Sugar mills to report 5-8% revenue growth in FY26 on better cane supply: ICRA Report
The Hindu
ICRA projects integrated sugar mills will see 5-8% revenue growth in FY26 due to improved cane supply and stable prices.
Integrated sugar mills are likely to see moderate revenue growth of 5-8% in FY26, driven by improved sugarcane availability and stable sugar prices, a report said on Friday (March 13, 2026).
However, margins are likely to remain broadly stable as cane prices have increased, while ethanol prices have remained largely stagnant, rating agency ICRA said in the report.
For SY2026, the Fair and Remunerative Price (FRP) for sugarcane has been increased by ₹15 to ₹355 per quintal for a basic recovery rate of 10.25%.
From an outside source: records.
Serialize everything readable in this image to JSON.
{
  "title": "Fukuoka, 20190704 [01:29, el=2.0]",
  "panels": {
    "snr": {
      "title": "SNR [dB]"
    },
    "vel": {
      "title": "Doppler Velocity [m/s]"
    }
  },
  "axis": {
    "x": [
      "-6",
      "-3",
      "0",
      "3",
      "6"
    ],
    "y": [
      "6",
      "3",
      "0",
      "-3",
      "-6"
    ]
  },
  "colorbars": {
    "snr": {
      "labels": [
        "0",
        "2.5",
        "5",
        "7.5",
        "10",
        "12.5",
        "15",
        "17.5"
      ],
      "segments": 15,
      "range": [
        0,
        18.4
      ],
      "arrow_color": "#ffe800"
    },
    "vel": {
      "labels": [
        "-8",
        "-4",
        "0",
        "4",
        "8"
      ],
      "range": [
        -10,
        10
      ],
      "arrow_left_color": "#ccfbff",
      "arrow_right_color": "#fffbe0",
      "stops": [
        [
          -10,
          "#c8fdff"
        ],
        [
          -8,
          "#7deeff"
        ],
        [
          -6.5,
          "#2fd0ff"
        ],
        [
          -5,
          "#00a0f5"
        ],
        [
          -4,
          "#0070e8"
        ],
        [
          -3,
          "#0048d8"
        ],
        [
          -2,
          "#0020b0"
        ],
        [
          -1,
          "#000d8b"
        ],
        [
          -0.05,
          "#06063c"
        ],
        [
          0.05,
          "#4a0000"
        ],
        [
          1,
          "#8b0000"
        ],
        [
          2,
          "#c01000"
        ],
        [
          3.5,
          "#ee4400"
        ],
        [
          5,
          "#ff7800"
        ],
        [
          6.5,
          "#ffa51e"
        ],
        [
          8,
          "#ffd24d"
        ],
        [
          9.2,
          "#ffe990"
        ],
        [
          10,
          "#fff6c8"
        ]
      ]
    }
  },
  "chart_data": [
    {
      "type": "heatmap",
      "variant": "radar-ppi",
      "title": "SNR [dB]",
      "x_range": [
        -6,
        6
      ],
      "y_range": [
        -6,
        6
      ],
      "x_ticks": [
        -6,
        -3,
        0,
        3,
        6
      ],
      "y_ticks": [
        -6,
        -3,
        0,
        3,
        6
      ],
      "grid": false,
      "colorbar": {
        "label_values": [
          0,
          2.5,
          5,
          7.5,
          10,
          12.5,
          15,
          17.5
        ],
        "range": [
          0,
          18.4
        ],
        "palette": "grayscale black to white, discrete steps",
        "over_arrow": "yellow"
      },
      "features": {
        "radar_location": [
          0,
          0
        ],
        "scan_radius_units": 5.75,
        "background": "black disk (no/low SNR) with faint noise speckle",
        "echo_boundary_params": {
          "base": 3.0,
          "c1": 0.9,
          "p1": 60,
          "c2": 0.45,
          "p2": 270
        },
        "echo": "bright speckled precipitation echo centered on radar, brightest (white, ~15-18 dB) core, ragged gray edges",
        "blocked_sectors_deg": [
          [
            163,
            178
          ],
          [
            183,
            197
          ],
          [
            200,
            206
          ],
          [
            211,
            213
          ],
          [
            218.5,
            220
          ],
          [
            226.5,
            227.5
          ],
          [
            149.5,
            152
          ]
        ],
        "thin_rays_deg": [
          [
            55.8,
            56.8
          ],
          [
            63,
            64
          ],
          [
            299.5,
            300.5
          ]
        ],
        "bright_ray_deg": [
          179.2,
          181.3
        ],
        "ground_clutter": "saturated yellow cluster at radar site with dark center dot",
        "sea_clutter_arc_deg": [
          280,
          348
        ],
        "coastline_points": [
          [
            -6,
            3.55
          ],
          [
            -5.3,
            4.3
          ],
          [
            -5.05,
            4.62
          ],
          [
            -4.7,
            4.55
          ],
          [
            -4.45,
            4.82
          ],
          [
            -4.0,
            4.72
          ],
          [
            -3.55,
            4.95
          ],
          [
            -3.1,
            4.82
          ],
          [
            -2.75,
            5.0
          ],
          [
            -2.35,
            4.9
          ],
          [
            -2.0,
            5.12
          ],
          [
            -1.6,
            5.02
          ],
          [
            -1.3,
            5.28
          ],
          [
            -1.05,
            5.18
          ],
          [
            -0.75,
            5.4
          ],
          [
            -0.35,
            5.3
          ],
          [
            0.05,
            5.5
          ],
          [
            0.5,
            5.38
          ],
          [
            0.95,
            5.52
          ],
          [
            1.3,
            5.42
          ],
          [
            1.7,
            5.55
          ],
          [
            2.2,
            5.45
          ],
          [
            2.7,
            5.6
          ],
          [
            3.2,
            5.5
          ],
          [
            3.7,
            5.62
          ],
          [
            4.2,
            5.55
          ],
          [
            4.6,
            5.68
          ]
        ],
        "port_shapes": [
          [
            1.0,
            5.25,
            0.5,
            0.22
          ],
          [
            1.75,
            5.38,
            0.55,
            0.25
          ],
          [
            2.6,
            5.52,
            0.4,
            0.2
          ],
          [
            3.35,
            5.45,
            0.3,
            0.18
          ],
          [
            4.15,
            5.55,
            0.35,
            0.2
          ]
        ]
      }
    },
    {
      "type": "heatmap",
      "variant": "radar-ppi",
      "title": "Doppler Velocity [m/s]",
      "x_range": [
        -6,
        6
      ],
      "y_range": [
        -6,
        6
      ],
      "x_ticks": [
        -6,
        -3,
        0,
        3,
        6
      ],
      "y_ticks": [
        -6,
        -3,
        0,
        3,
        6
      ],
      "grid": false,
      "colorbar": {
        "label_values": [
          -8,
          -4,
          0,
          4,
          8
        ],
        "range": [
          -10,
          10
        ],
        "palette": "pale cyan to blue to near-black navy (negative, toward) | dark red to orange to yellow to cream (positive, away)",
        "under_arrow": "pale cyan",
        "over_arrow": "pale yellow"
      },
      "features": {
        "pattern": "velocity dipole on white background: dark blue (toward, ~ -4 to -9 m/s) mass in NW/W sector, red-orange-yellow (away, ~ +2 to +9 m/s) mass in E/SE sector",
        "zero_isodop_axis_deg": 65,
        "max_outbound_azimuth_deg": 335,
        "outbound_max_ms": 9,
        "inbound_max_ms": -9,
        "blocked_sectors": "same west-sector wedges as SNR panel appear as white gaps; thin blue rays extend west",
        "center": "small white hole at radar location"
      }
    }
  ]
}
ICRA expects the operating margins of integrated sugar mills to remain range-bound at around 10-10.5% in FY26 compared to 9.6% in the previous year.
The revenue growth for integrated sugar mills is projected to remain moderate at 5-8% in FY26, supported by higher cane availability and stable sugar prices, the rating agency said.
ICRA also noted that borrowings of its sample set are likely to moderate in FY26, supported by profit accretion and repayment of distillery loans, which is expected to keep the capital structure comfortable and improve coverage metrics.